VerfasserIn Peter Stauning
Konferenz EGU General Assembly 2011
Medientyp Artikel
Sprache Englisch
Digitales Dokument PDF
Erschienen In: GRA - Volume 13 (2011)
Datensatznummer 250046618
 
Zusammenfassung
Abstract. The presentation of solar activity-climate relations is extended with the most recent solar activity and temperature data series. The extension of data series shows clearly that the forcing of terrestrial temperatures is dominated by sources different from solar activity after ~1985. Based on analyses of data series for the years 1850-1985 it is demonstrated that apart from a single-period sinusoidal excursion in Earth’s temperatures between ~1923 and 1965 there is a strong correlation between solar activity and terrestrial temperatures delayed by 3 years, which complies with basic causality principles. Regression analyses between solar activity represented by the cycle-average sunspot no., SSNA, and global temperature anomalies, ΔTA , averaged over the same interval lengths, but delayed by 3 years, provides the relation ΔTA = 0.009 (±.002) • SSNA . Since the largest ever observed SSNA is ~90 (in 1954-1965), the solar activity-related changes in global temperatures could amounts to no more than ±0.4°C over the past ~400 years where the sunspots have been recorded.
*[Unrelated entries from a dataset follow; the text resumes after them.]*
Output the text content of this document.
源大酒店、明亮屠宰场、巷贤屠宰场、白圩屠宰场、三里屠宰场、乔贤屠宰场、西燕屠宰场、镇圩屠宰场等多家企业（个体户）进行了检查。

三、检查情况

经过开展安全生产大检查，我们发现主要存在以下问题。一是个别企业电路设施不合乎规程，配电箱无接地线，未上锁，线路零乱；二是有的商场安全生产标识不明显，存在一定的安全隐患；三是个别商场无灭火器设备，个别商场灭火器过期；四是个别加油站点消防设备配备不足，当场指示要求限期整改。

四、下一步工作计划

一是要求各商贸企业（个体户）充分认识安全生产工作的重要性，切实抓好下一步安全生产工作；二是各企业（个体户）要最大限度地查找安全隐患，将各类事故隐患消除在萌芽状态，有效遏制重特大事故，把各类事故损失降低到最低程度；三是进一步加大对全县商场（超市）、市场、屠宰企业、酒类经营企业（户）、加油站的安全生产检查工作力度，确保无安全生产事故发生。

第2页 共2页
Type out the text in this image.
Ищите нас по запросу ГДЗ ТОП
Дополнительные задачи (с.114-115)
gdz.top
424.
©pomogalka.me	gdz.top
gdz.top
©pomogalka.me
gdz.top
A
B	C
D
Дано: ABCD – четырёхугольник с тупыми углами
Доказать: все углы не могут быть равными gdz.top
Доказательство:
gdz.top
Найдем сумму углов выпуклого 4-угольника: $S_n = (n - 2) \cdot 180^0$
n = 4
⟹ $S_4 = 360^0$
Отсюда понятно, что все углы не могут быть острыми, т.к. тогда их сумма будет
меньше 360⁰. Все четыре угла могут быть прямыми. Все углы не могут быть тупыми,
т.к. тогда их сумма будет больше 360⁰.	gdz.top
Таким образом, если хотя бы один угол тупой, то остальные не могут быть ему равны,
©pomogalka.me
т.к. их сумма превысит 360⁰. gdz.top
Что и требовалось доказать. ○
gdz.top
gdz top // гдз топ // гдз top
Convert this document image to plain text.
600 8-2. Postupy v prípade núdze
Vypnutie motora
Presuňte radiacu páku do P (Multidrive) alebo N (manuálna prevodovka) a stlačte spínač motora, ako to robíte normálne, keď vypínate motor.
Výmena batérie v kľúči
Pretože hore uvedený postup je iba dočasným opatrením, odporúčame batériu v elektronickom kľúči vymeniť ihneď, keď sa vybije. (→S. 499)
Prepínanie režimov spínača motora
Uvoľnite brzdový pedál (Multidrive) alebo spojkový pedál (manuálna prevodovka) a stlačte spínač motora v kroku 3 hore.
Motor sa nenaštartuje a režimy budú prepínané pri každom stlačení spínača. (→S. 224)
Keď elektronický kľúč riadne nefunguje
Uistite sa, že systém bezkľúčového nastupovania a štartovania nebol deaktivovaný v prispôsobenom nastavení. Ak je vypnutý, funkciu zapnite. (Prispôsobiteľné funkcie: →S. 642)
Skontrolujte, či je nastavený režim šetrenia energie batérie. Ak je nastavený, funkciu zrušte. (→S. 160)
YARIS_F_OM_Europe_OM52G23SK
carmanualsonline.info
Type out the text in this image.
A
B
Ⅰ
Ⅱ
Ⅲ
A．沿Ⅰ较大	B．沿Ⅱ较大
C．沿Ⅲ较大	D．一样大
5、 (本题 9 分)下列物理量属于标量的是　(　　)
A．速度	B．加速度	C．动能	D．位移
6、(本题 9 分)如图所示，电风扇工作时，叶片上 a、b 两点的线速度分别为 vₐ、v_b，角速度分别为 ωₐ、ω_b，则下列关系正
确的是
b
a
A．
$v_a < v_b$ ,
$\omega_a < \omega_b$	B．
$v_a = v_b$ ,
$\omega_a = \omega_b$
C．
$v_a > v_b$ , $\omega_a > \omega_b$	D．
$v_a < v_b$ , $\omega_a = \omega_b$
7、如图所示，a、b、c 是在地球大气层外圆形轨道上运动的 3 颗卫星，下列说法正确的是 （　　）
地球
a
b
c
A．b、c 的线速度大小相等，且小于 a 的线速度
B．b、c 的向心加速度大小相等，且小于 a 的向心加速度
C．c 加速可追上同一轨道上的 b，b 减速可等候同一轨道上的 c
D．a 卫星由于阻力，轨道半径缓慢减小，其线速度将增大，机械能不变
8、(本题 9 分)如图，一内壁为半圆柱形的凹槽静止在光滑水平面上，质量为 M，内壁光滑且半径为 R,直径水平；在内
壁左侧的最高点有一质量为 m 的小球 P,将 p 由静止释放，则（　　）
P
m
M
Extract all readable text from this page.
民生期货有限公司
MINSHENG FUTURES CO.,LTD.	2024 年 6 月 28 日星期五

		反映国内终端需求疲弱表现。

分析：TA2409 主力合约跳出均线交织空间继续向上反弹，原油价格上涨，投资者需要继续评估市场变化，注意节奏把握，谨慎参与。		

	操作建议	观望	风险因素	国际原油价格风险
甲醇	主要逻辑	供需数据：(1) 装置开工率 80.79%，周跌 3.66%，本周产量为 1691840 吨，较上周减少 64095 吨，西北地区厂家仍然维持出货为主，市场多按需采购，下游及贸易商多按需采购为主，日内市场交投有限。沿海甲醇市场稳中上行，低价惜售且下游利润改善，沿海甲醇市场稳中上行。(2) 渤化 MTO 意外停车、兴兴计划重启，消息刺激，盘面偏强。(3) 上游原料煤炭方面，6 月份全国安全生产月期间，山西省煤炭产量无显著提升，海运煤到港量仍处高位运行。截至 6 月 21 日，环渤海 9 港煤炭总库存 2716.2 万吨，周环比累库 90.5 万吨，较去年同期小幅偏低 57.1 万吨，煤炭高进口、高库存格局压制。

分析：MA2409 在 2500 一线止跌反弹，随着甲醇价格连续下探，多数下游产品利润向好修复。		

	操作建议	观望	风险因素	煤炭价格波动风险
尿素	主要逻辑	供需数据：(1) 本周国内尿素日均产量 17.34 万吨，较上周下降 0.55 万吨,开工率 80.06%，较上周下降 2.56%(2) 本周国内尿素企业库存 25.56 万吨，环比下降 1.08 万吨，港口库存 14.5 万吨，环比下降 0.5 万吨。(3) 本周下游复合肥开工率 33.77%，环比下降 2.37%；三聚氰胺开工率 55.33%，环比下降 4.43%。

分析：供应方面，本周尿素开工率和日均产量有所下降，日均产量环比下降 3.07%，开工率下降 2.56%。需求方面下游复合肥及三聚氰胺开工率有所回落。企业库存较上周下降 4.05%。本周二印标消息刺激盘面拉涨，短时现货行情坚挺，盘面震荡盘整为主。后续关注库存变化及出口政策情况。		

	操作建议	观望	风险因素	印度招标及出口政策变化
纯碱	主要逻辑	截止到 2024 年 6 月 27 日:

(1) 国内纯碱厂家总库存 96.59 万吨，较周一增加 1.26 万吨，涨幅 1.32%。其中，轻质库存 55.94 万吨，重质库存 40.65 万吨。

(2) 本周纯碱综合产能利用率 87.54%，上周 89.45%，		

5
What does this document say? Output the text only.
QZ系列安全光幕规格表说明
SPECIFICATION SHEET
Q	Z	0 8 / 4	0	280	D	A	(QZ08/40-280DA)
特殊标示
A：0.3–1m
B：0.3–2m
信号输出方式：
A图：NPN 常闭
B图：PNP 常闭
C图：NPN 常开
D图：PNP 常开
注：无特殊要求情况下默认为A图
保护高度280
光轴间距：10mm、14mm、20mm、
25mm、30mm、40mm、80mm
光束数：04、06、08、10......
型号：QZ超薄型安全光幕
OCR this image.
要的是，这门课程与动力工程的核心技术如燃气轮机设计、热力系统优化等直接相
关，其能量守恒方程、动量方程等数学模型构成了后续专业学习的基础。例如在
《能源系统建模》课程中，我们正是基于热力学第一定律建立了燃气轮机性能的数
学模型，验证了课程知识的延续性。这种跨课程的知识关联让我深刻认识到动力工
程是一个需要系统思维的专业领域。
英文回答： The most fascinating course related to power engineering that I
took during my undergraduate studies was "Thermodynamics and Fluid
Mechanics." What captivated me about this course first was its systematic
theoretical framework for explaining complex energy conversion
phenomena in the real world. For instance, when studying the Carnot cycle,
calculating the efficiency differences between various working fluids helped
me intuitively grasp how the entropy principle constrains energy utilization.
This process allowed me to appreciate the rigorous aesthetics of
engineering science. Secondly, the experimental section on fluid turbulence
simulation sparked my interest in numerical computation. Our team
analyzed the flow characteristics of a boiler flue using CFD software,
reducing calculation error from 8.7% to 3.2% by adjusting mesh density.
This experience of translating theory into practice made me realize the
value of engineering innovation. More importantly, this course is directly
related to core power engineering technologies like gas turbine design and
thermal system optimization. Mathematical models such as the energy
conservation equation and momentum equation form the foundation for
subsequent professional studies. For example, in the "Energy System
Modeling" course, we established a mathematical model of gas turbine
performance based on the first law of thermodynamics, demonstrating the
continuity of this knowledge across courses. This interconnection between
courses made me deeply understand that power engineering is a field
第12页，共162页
It is demonstrated that the small amplitudes of cyclic variations in the average global temperatures over the ~11 year solar cycle excludes many of the various driver processes suggested in published and frequently quoted solar activity-climate relations. It is suggested that the in-cycle variations and also the longer term variations in global temperatures over the examined 160 years are mainly caused by corresponding changes in the total solar irradiance level representing the energy output from the core, but further modulated by varying energy transmission properties in the active outer regions of the Sun.